B-EBV cells (10 × 10⁶) from P3 and a healthy control C1 were fixed with freshly prepared 1% formaldehyde (#F-8775; Sigma-Aldrich) for 15 min, quenched with 0.125 M glycine (#G-7403; Sigma-Aldrich) for 5 min, and washed twice with 1× PBS containing 0.5% Igepal CA-630 (#I-8896; Sigma-Aldrich) and (in the second wash only) 1 mM phenylmethanesulfonyl fluoride. Cell pellets were snap-frozen and subjected to ChIP-Seq. Chromatin extraction, immunoprecipitation with an anti-IRF4 antibody (#4948; Cell Signaling), library preparation, next-generation sequencing, and a model-based analysis of the ChIP-Seq data (Zhang et al., 2008) were performed by Active Motif. Motifs were discovered using HOMER software (http://homer.ucsd.edu/homer/) with its default parameters.

RIME

B-EBV cells (50 × 10⁶) from P3 and a healthy control C1 were fixed with 1% formaldehyde for 15 min, quenched with 0.125 M glycine, and snap-frozen. RIME experiments (Mohammed et al., 2016) in B-EBV cells were performed by Active Motif using an anti-IRF4 antibody (#4948; Cell Signaling) or an isotype-matched IgG. The RIME analysis was performed in replicates. Proteins present in both experimental replicates with a spectral count of ≥5 (upon filtering the experimental reaction data against the negative control IgG reaction data) were included into the final protein list.

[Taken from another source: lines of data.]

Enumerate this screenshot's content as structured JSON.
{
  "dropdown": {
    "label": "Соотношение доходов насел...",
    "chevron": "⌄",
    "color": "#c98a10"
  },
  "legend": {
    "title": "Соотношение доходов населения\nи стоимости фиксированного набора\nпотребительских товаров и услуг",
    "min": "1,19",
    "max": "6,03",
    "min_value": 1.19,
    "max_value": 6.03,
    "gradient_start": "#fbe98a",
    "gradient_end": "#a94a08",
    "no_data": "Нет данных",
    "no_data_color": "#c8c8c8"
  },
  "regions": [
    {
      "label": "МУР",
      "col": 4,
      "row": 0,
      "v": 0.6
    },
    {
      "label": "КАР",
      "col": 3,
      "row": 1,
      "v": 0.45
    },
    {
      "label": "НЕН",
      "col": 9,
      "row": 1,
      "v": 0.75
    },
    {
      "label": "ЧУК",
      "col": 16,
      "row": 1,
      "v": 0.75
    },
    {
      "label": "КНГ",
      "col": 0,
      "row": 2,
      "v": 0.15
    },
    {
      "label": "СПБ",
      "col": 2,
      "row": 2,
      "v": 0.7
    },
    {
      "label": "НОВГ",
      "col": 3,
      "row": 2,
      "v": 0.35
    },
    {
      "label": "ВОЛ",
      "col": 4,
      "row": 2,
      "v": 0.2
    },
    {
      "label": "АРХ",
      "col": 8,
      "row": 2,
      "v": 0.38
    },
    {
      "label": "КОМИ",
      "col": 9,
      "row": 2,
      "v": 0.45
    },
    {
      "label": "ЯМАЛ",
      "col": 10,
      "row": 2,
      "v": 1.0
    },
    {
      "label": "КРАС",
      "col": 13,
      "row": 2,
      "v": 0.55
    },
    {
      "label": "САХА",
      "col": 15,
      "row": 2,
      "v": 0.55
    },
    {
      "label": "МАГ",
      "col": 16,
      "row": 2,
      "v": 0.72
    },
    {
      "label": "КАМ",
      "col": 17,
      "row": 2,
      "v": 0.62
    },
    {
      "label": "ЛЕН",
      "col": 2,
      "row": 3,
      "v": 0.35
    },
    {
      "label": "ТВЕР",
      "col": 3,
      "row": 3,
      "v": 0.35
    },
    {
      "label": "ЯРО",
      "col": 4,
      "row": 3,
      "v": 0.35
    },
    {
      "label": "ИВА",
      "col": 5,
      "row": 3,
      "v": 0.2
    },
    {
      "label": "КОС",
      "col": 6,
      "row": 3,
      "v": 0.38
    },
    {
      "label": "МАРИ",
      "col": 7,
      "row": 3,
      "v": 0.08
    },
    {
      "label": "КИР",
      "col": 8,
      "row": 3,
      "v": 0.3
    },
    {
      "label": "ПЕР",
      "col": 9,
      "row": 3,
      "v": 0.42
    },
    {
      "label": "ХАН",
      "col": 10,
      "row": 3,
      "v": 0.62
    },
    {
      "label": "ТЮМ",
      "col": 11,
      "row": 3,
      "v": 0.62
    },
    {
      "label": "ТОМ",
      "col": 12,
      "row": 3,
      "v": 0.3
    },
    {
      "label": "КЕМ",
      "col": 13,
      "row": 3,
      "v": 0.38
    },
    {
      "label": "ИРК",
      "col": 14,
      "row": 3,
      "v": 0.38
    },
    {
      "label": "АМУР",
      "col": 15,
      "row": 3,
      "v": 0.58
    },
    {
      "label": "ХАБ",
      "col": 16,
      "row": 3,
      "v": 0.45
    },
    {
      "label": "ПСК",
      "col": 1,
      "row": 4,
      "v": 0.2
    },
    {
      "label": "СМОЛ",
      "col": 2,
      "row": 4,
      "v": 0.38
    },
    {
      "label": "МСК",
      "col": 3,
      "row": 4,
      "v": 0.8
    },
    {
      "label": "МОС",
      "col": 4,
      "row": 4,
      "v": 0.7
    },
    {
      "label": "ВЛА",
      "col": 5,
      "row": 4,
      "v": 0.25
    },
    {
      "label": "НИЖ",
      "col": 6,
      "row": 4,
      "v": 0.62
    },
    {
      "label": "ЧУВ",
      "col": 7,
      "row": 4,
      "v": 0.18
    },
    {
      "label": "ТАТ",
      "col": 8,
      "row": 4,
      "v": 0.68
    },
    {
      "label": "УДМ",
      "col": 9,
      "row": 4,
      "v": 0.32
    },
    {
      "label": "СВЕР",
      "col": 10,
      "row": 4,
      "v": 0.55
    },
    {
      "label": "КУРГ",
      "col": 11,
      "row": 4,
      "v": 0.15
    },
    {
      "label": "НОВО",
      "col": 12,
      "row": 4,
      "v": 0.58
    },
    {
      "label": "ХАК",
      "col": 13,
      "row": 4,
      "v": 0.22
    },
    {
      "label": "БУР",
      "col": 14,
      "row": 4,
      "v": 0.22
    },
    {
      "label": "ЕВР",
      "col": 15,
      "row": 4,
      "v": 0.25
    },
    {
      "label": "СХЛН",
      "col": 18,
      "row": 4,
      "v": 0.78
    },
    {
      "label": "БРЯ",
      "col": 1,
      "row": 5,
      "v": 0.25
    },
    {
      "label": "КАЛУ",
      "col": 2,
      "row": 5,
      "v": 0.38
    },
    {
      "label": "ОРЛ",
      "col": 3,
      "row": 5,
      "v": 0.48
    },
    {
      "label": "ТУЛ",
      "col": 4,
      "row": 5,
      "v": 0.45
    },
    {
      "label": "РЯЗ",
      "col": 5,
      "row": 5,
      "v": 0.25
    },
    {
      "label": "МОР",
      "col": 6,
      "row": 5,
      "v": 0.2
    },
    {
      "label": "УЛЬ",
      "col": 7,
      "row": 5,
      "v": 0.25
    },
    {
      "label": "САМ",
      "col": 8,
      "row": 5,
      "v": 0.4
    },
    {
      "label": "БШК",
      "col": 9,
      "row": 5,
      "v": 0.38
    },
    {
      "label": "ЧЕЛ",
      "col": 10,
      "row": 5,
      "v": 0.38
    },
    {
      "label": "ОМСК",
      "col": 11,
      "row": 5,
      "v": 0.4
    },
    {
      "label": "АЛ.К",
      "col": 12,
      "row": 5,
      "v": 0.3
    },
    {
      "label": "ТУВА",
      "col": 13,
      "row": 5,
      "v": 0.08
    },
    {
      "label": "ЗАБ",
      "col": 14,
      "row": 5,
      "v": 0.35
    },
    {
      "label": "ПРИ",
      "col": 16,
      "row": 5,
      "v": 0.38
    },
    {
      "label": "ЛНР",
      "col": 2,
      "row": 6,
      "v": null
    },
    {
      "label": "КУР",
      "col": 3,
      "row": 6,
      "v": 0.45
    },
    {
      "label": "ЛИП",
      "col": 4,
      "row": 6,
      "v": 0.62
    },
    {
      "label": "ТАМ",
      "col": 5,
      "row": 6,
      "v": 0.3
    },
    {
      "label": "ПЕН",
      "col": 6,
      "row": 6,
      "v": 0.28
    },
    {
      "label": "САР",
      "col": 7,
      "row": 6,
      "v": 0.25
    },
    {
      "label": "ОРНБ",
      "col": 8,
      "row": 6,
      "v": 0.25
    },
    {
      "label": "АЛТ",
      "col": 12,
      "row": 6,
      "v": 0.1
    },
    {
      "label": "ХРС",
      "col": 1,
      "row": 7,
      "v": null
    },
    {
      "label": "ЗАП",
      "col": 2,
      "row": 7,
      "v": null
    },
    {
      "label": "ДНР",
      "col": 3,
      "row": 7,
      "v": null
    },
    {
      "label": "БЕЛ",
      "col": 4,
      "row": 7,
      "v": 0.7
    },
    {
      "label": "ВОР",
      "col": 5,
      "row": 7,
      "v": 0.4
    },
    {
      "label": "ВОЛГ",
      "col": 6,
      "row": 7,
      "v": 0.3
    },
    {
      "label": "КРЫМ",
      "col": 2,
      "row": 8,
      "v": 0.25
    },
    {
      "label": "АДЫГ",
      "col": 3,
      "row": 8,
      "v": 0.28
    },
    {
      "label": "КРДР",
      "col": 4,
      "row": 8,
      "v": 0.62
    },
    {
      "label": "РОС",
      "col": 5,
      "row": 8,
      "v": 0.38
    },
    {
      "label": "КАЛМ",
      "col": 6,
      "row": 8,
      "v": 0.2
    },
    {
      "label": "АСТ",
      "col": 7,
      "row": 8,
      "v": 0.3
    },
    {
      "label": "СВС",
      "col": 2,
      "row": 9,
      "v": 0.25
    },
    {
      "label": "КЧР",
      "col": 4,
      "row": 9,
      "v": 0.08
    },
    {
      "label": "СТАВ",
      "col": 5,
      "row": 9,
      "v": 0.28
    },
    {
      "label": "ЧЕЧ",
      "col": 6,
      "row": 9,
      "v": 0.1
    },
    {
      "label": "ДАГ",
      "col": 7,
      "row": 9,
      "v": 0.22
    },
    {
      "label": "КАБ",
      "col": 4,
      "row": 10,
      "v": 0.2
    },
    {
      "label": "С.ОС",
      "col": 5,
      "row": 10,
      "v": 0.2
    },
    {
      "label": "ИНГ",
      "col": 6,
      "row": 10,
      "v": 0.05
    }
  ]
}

Induction of IRF4 F359L expression in control B-EBV cells

Healthy-donor-derived B-EBV cells were transduced using an adjuvant (Lentiboost, Sirion Biotech) and lentiviral vectors (pWPI backbone) expressing WT or mutant IRF4 proteins. 6 d later, transduced cells were isolated (>98% purity) by cell sorting with an AriaII cell sorter (BD Biosciences) on the basis of their GFP expression. Total RNA was extracted.

ETV6 knockdown

HEK 293T expressing WT or mutant IRF4 proteins or healthy-donor-/patient-derived B-EBV cells were transduced using an adjuvant (Sirion Biotech, Lentiboost) and lentiviral vectors (pLKO.1 backbone). 3 d later, transduced cells were selected by the addition of puromycin. 4 d later, knockdown cells were selected and used for further analysis.

Statistics

Differences between populations were probed using a one-way analysis of variance. All analyses were performed with GraphPad Prism software (version 9.2.0, https://www.graphpad.com). The threshold for statistical significance was set to P < 0.05.

Online supplemental material

The supplementary information shows clinical features and genetic analysis (Fig. S1), further molecular characterization of IRF4 F359L’s function (Fig. S2), additional exploration of phenotypic changes in T cells in the presence of IRF4 F359L (Fig. S3), and further information concerning ChIP-Seq and RIME analyses (Fig. S4). Table S1 lists the proteins found in RIME experiments, and Table S2 lists the antibodies used in CyTOF experiments.

Supplementary Material

Table S1

shows proteins found in RIME experiments.

Table S2

shows the antibodies used in CyTOF experiments.

Data availability

The RNA-Seq data of lentiviral transduced CD4 T cells can be accessed in the Gene Expression Omnibus (GEO) repository under the accession number GSE214888. The ChIP-Seq and RNA-Seq data of B-EBV cells can be accessed in the GEO repository under the accession numbers GSE199684 and GSE199685 (GSE199686 SuperSeries).